In Deutschland gebe es, so Kreilkamp, einen Trend zum Naturtourismus, den es zu fördern gelte. Er könne davon profitieren, dass die Forstwirtschaft (nicht zuletzt als Anpassungsmaßnahme an den Klimawandel) verstärkt auf Mischwälder setze - in ihnen lasse es sich viel besser wandern als im dunklen Tann. Dagegen seien Liebhaber von Feld und Flur zunehmend mit monotonen Maisäckern konfrontiert.

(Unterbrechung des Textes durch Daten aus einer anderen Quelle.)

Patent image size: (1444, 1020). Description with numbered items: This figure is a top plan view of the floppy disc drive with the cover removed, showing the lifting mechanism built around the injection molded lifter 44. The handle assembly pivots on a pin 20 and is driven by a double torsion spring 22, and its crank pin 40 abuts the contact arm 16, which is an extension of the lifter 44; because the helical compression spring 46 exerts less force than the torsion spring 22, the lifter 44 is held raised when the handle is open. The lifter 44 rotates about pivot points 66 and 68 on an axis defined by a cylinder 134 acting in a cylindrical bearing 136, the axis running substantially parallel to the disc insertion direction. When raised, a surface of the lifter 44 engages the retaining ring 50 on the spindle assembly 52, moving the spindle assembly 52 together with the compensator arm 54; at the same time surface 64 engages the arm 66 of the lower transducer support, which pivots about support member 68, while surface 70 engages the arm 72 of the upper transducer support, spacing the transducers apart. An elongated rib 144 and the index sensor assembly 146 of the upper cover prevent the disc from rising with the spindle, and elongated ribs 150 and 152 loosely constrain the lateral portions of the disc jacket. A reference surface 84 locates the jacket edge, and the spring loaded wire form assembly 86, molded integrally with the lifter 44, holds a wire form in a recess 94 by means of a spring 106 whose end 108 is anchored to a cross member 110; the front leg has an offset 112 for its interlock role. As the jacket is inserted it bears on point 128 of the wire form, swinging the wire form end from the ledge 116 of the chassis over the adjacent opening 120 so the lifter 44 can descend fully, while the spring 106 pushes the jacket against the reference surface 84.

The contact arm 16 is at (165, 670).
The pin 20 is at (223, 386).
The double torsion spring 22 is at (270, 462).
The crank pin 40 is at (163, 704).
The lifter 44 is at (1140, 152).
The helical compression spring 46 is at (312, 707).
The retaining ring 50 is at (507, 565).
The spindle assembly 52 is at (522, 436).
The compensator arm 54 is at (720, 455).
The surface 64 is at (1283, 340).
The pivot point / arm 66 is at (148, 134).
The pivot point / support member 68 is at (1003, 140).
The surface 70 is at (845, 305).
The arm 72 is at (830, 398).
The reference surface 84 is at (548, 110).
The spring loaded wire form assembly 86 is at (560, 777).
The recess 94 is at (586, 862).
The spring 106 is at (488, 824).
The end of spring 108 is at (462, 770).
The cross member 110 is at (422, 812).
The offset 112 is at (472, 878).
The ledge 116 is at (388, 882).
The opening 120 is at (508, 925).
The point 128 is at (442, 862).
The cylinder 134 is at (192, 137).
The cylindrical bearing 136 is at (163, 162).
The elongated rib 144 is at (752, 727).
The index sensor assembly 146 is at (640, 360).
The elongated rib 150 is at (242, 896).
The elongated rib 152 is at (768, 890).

Kreilkamp kritisiert die gleichgültige Haltung vieler Anbieter im Fremdenverkehr: "Sie denken nicht mehr als zwei, drei Jahre voraus, sagen sich: 'Noch passiert ja nichts, also warten wir ab.' Beispiel Harz: Er wird auf Dauer seine Schneewinter verlieren. Dennoch halten die Touristikbetriebe, wie auch im Schwarzwald, unbeirrt am Wintersport fest." Schneekanonen könnten allerhöchstens kurzfristig Abhilfe schaffen, warnt der Lüneburger Wissenschaftler: "Eine weiße Piste in grüner Landschaft ist langfristig nicht sehr attraktiv."